Yimi Garcia, who was recently placed on the Injured List with back issues, and David Phelps pitched very well in April and May. Garcia continued to pitch well thus far in June, but Phelps has slipped to below-median in terms of xwOBA. Garcia’s performance to date does not suggest that fatigue has negatively affected his production. In the case of Phelps, I think his June underperformance is partially linked to the fact that four of his nine June appearances called upon him to pitch more than one inning.


Tim Mayza missed twenty-eight games after his May 14 appearance with left forearm inflammation. Perhaps his injury was tied to the number of multiple-inning outings (two) in April, perhaps not.


Table 6 shows the 2022 and 2021 workload data for Adam Cimber and Trevor Richards. For comparison purposes, I used the last three months of the 2021 campaign because that period covers the two reliever’s tenure with the Blue Jays.

Cimber’s 2022 workload is similar to his 2021 tenure with the Blue Jays. I don’t think one can definitively state that Cimber’s steady rise in xwOBA indicates fatigue resulting from excessive workload. It may just be the variance inherent in the performance of most relievers, not to mention small sample sizes.


Richards’s usage in April and May of this season is very similar to that of July and August of 2021. In 2021, September was the month that Richards’s xwOBA was below-median. However, note that Richards’s wOBA and xwOBA have lagged the median every month of the 2022 season. The argument that Richards’s underperformance in 2022 is strongly connected to excessive workload may be overstated, given that he has performed at a below-median level all season.



I think Toronto’s bullpen was not used excessively in April or May. The Blue Jays starters had outings of sufficient length such that Toronto’s bullpen had the fifth-fewest innings pitched during the April-May period. Furthermore, an examination of the usage at the reliever level indicates that use was not excessive. June is turning out to be a different story. Because many starters, particularly Kikuchi, have had numerous short outings in June, the workload placed upon Toronto’s bullpen has increased and likely affected performance.


However, it is essential to acknowledge that the Blue Jays’ bullpen has not performed well so far during the 2022 season.

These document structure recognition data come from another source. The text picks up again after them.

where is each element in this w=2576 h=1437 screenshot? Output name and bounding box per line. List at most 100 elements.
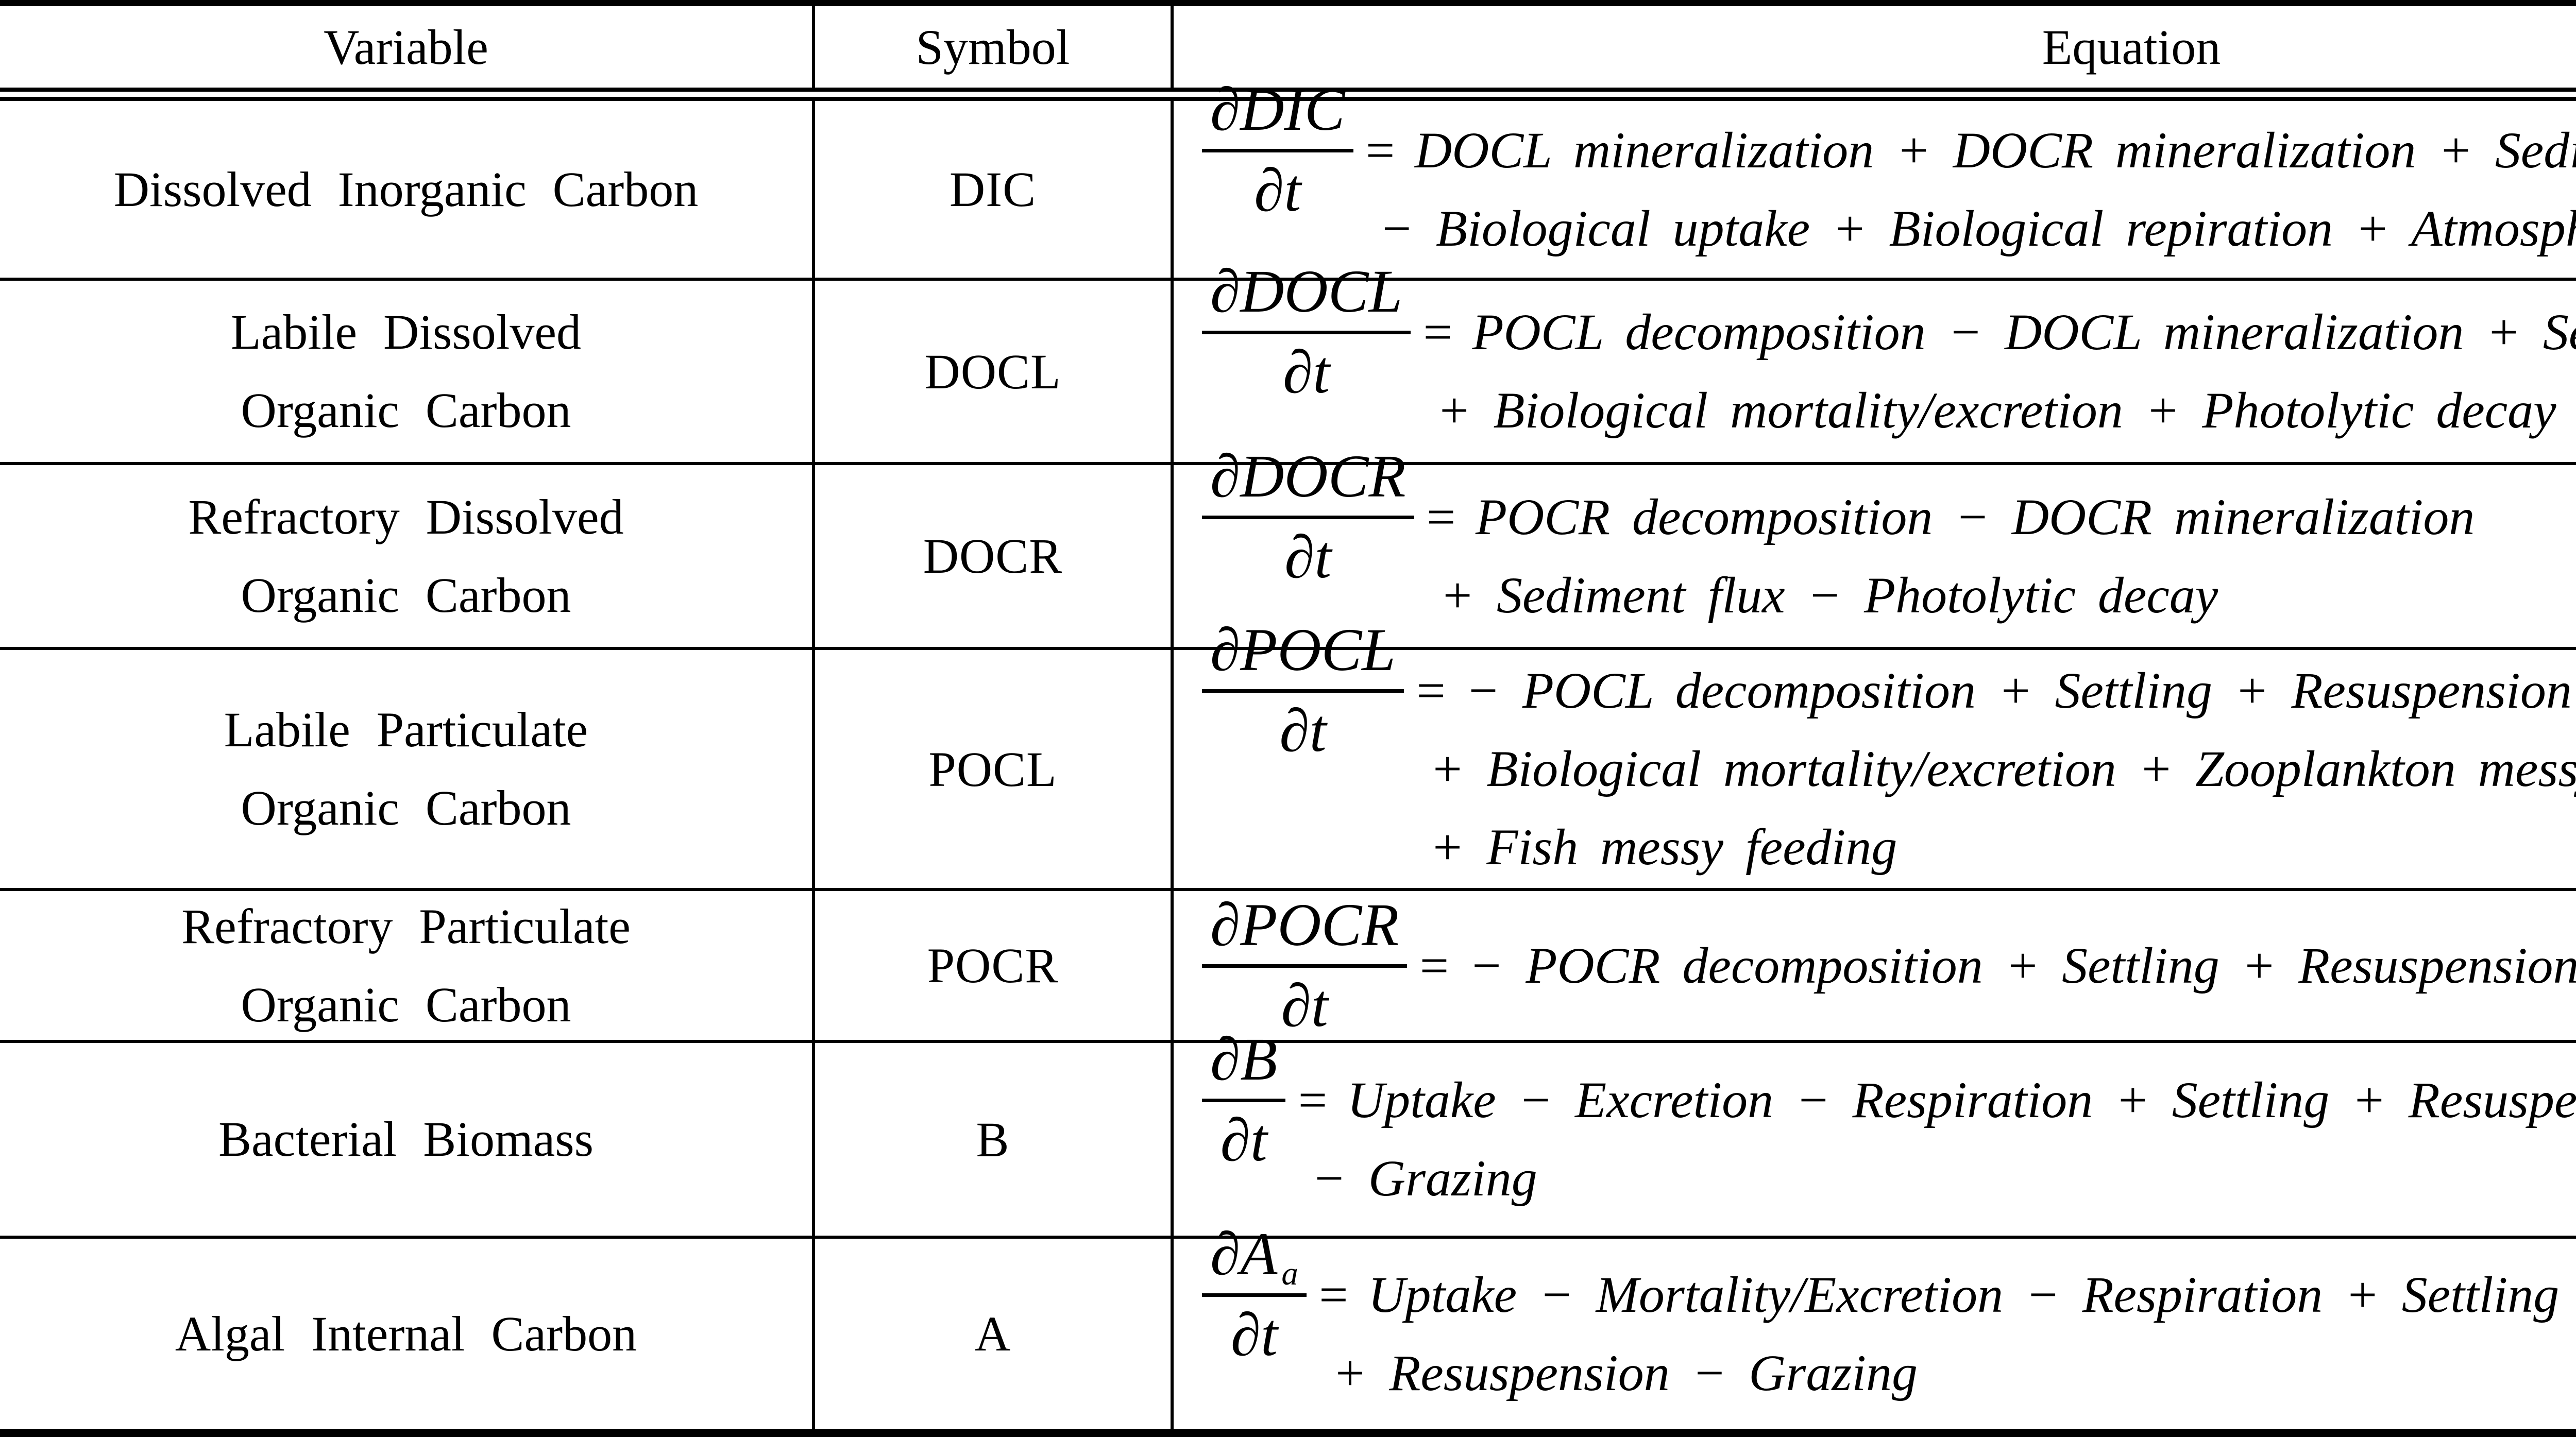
equals-sign: = [1416, 936, 1451, 994]
variable-cell: Refractory Particulate Organic Carbon [0, 891, 815, 1040]
equation-body: = Uptake − Excretion − Respiration + Sett… [1285, 1061, 2576, 1218]
equation-cell: ∂DOCL ∂t = POCL decomposition − DOCL mine… [1174, 260, 2576, 462]
equation-line: + Biological mortality/excretion + Photo… [1436, 382, 2556, 439]
partial-derivative-fraction: ∂DOCR ∂t [1202, 444, 1414, 589]
fraction-denominator: ∂t [1282, 338, 1330, 406]
equation-terms: DOCL mineralization + DOCR mineralizatio… [1415, 121, 2576, 179]
fraction-denominator: ∂t [1220, 1106, 1267, 1174]
fraction-numerator: ∂DOCL [1202, 260, 1411, 334]
variable-text: Refractory Dissolved [188, 489, 624, 544]
equation-cell: ∂POCR ∂t = − POCR decomposition + Settlin… [1174, 891, 2576, 1040]
equation-terms: − POCL decomposition + Settling + Resusp… [1465, 662, 2572, 719]
variable-text: Bacterial Biomass [218, 1111, 594, 1167]
variable-text: Refractory Particulate [181, 898, 631, 954]
equation-cell: ∂B ∂t = Uptake − Excretion − Respiration … [1174, 1028, 2576, 1236]
equation-line: + Biological mortality/excretion + Zoopl… [1429, 740, 2576, 797]
fraction-denominator: ∂t [1279, 697, 1327, 764]
variable-text: Labile Particulate [224, 702, 588, 757]
equation: ∂POCL ∂t = − POCL decomposition + Settlin… [1202, 618, 2576, 886]
equals-sign: = [1315, 1265, 1351, 1323]
equation-line: = − POCL decomposition + Settling + Resus… [1404, 652, 2576, 730]
table-header-row: Variable Symbol Equation [0, 6, 2576, 88]
equals-sign: = [1362, 121, 1398, 179]
header-symbol: Symbol [815, 6, 1174, 88]
equation-line: = Uptake − Excretion − Respiration + Sett… [1285, 1061, 2576, 1139]
fraction-numerator: ∂POCR [1202, 893, 1408, 968]
equation-line: + Sediment flux − Photolytic decay [1439, 566, 2218, 624]
symbol-cell: DOCR [815, 465, 1174, 647]
partial-derivative-fraction: ∂POCL ∂t [1202, 618, 1404, 763]
equation-cell: ∂DOCR ∂t = POCR decomposition − DOCR mine… [1174, 444, 2576, 647]
equation-cell: ∂DIC ∂t = DOCL mineralization + DOCR mine… [1174, 77, 2576, 278]
variable-cell: Algal Internal Carbon [0, 1239, 815, 1429]
partial-derivative-fraction: ∂B ∂t [1202, 1028, 1286, 1174]
equation-line: + Resuspension − Grazing [1332, 1344, 1918, 1401]
equation-terms: POCR decomposition − DOCR mineralization [1476, 488, 2475, 545]
symbol-cell: POCL [815, 650, 1174, 888]
partial-derivative-fraction: ∂POCR ∂t [1202, 893, 1408, 1039]
equation: ∂DOCR ∂t = POCR decomposition − DOCR mine… [1202, 444, 2576, 635]
variable-text: Organic Carbon [241, 780, 571, 835]
equation: ∂B ∂t = Uptake − Excretion − Respiration … [1202, 1028, 2576, 1218]
equation: ∂A a ∂t = Uptake − Mortality/Excretion − R… [1202, 1222, 2576, 1412]
equation-terms: POCL decomposition − DOCL mineralization… [1472, 303, 2576, 361]
variable-text: Dissolved Inorganic Carbon [113, 161, 699, 217]
equation-body: = Uptake − Mortality/Excretion − Respirat… [1307, 1256, 2559, 1412]
equation-terms: − POCR decomposition + Settling + Resusp… [1468, 936, 2576, 994]
fraction-numerator: ∂DOCR [1202, 444, 1414, 519]
fraction-denominator: ∂t [1254, 156, 1301, 224]
fraction-denominator: ∂t [1230, 1301, 1278, 1368]
variable-cell: Refractory Dissolved Organic Carbon [0, 465, 815, 647]
equation-line: − Biological uptake + Biological repirat… [1379, 199, 2576, 257]
equals-sign: = [1420, 303, 1455, 361]
equation: ∂POCR ∂t = − POCR decomposition + Settlin… [1202, 893, 2576, 1037]
partial-derivative-fraction: ∂A a ∂t [1202, 1222, 1307, 1367]
variable-cell: Labile Particulate Organic Carbon [0, 650, 815, 888]
equation-body: = DOCL mineralization + DOCR mineralizati… [1353, 111, 2576, 268]
equals-sign: = [1295, 1071, 1330, 1128]
equation-line: = POCR decomposition − DOCR mineralizatio… [1414, 478, 2475, 556]
equation-terms: Uptake − Excretion − Respiration + Settl… [1347, 1071, 2576, 1128]
equation-line: = DOCL mineralization + DOCR mineralizati… [1353, 111, 2576, 190]
fraction-numerator: ∂DIC [1202, 77, 1353, 152]
equation-line: + Fish messy feeding [1429, 818, 1897, 876]
table-row: Refractory Dissolved Organic Carbon DOCR… [0, 444, 2576, 650]
table-row: Refractory Particulate Organic Carbon PO… [0, 891, 2576, 1043]
numerator-subscript: a [1281, 1255, 1298, 1293]
fraction-numerator: ∂B [1202, 1028, 1286, 1102]
equals-sign: = [1413, 662, 1448, 719]
table-row: Labile Particulate Organic Carbon POCL ∂… [0, 618, 2576, 891]
equation-cell: ∂POCL ∂t = − POCL decomposition + Settlin… [1174, 618, 2576, 888]
equation: ∂DOCL ∂t = POCL decomposition − DOCL mine… [1202, 260, 2576, 450]
variable-text: Organic Carbon [241, 383, 571, 438]
fraction-numerator: ∂POCL [1202, 618, 1404, 693]
fraction-denominator: ∂t [1281, 971, 1328, 1039]
symbol-cell: A [815, 1239, 1174, 1429]
header-double-rule [0, 88, 2576, 101]
table-row: Dissolved Inorganic Carbon DIC ∂DIC ∂t =… [0, 77, 2576, 281]
header-variable: Variable [0, 6, 815, 88]
equation-body: = − POCR decomposition + Settling + Resus… [1407, 927, 2576, 1005]
equation-body: = − POCL decomposition + Settling + Resus… [1404, 652, 2576, 886]
equation-line: = Uptake − Mortality/Excretion − Respirat… [1307, 1256, 2559, 1334]
partial-derivative-fraction: ∂DOCL ∂t [1202, 260, 1411, 404]
equation-terms: Uptake − Mortality/Excretion − Respirati… [1368, 1265, 2560, 1323]
equals-sign: = [1423, 488, 1459, 545]
variable-text: Organic Carbon [241, 567, 571, 623]
variable-text: Labile Dissolved [230, 304, 582, 360]
equation-cell: ∂A a ∂t = Uptake − Mortality/Excretion − R… [1174, 1222, 2576, 1429]
fraction-numerator: ∂A a [1202, 1222, 1307, 1297]
equation-line: − Grazing [1311, 1150, 1537, 1207]
header-equation: Equation [2042, 19, 2221, 75]
equation-body: = POCR decomposition − DOCR mineralizatio… [1414, 478, 2475, 635]
variable-cell: Labile Dissolved Organic Carbon [0, 281, 815, 462]
equation-line: = POCL decomposition − DOCL mineralizatio… [1411, 293, 2576, 371]
symbol-cell: B [815, 1043, 1174, 1236]
symbol-cell: DOCL [815, 281, 1174, 462]
fraction-denominator: ∂t [1284, 523, 1332, 591]
variable-cell: Bacterial Biomass [0, 1043, 815, 1236]
equation: ∂DIC ∂t = DOCL mineralization + DOCR mine… [1202, 77, 2576, 268]
table-row: Labile Dissolved Organic Carbon DOCL ∂DO… [0, 260, 2576, 465]
equation-line: = − POCR decomposition + Settling + Resus… [1407, 927, 2576, 1005]
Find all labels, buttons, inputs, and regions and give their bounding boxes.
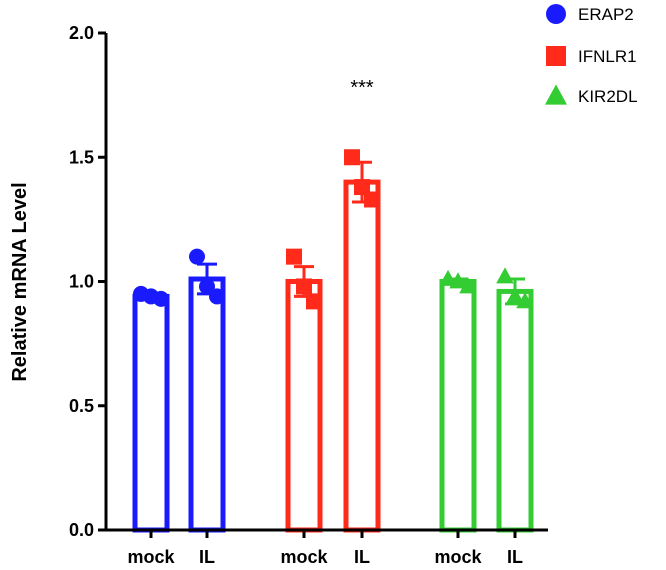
- y-tick-label: 0.5: [69, 396, 94, 416]
- data-point: [306, 293, 322, 310]
- x-tick-label: IL: [507, 547, 523, 567]
- legend-label: ERAP2: [578, 5, 634, 24]
- bar-kir2dl-mock: [439, 279, 477, 533]
- data-point: [516, 292, 534, 309]
- data-point: [439, 269, 457, 286]
- data-point: [496, 267, 514, 284]
- legend-item-erap2: ERAP2: [546, 4, 634, 24]
- legend-marker: [546, 4, 566, 24]
- data-point: [459, 277, 477, 294]
- bar-ifnlr1-mock: [285, 279, 323, 533]
- data-point: [364, 191, 380, 208]
- data-point: [354, 179, 370, 196]
- data-point: [344, 149, 360, 166]
- y-axis-label: Relative mRNA Level: [9, 182, 31, 381]
- data-point: [153, 290, 169, 307]
- legend-marker: [545, 84, 567, 105]
- x-tick-label: IL: [354, 547, 370, 567]
- data-point: [209, 288, 225, 305]
- legend-item-ifnlr1: IFNLR1: [546, 46, 637, 66]
- x-tick-label: IL: [199, 547, 215, 567]
- legend-label: IFNLR1: [578, 47, 637, 66]
- x-tick-label: mock: [280, 547, 328, 567]
- legend-label: KIR2DL: [578, 87, 638, 106]
- plot-area: *** 0.0 0.5 1.0 1.5 2.0 mock IL mock IL mock IL: [69, 23, 548, 567]
- bar-erap2-il: [188, 276, 226, 533]
- data-point: [296, 278, 312, 295]
- y-tick-label: 1.5: [69, 147, 94, 167]
- x-tick-label: mock: [434, 547, 482, 567]
- legend-item-kir2dl: KIR2DL: [545, 84, 638, 106]
- legend: ERAP2 IFNLR1 KIR2DL: [545, 4, 638, 106]
- bar-erap2-mock: [132, 293, 170, 533]
- data-point: [199, 278, 215, 295]
- significance-marker: ***: [350, 77, 374, 99]
- data-point: [286, 248, 302, 265]
- bar-kir2dl-il: [496, 288, 534, 533]
- data-point: [506, 287, 524, 304]
- bar-ifnlr1-il: [343, 179, 381, 533]
- legend-marker: [546, 46, 566, 66]
- data-point: [449, 272, 467, 289]
- x-tick-label: mock: [127, 547, 175, 567]
- y-tick-label: 2.0: [69, 23, 94, 43]
- y-tick-label: 0.0: [69, 520, 94, 540]
- data-point: [189, 248, 205, 265]
- y-tick-label: 1.0: [69, 272, 94, 292]
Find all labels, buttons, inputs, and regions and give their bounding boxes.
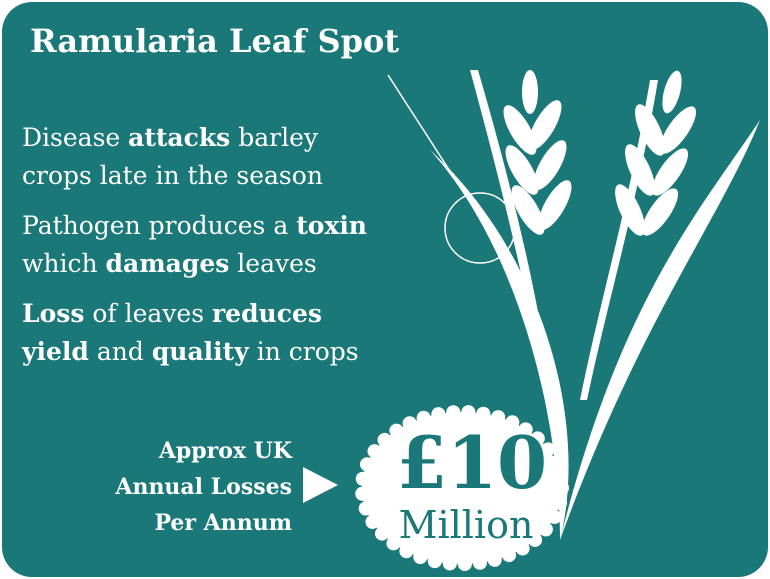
text-span: which: [22, 249, 106, 278]
bold-text: yield: [21, 337, 89, 366]
point-line: which damages leaves: [22, 249, 317, 278]
callout-line: Per Annum: [154, 510, 292, 536]
bold-text: reduces: [212, 299, 322, 328]
text-span: Pathogen produces a: [22, 211, 296, 240]
point-line: crops late in the season: [22, 161, 323, 190]
callout-line: Approx UK: [158, 438, 293, 464]
point-line: yield and quality in crops: [21, 337, 359, 366]
callout-line: Annual Losses: [114, 474, 292, 500]
point-line: Pathogen produces a toxin: [22, 211, 367, 240]
bold-text: toxin: [296, 211, 367, 240]
point-line: Disease attacks barley: [22, 123, 319, 152]
text-span: and: [89, 337, 152, 366]
text-span: of leaves: [84, 299, 212, 328]
text-span: in crops: [249, 337, 359, 366]
text-span: Disease: [22, 123, 128, 152]
amount: £10: [397, 420, 547, 505]
bold-text: Loss: [22, 299, 84, 328]
unit: Million: [399, 503, 534, 547]
title: Ramularia Leaf Spot: [30, 22, 399, 60]
bold-text: quality: [152, 337, 250, 366]
text-span: crops late in the season: [22, 161, 323, 190]
infographic: Ramularia Leaf Spot Disease attacks barl…: [0, 0, 770, 579]
point-line: Loss of leaves reduces: [22, 299, 322, 328]
bold-text: damages: [106, 249, 230, 278]
text-span: leaves: [229, 249, 316, 278]
bold-text: attacks: [128, 123, 230, 152]
text-span: barley: [230, 123, 319, 152]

Table 7 compares Toronto’s bullpen to New York’s and Houston’s, two of the better American League reliever corps. I have broken the respective bullpens into two segments: the relievers who have faced the six-most batters and the remaining bullpen arms.

The data reveals two essential facts. First, Toronto’s six-most frequently used relievers have produced an xwOBA mark that is median, which is better than Houston’s but trails the Yankees. Second, the remaining arms in the Blue Jays’ bullpen have been fourth quartile in both wOBA and xwOBA. Contrast that with the remaining arms in the bullpens of the Yankees and the Astros: better than median-level performance in wOBA and xwOBA.


The data from Table 7, and the recent spate of short outings from the starters, lead to the same conclusion. Toronto needs to improve the quality and depth of the bullpen. This is not news to any MLB observers. The bullpen’s performance may improve through better pitching from the incumbents, but additions from within or from another organization are required. The sooner, the better.


The Last Word

Until June, Toronto’s bullpen has not been tasked with too heavy a workload at the team or player level. Therefore, excess usage does not explain why the bullpen has produced at a below-median level. Some of the poor performance may be due to the ebbs and flows of an MLB season and the inherent variability of reliever performance. Hence, regression may contribute to better performance in the future. However, I think management should also address the bullpen’s quality and depth issues by adding new members to the reliever corps. Concerning the reliever trade market, Joe Cocker said it best. It’s High Time We Went.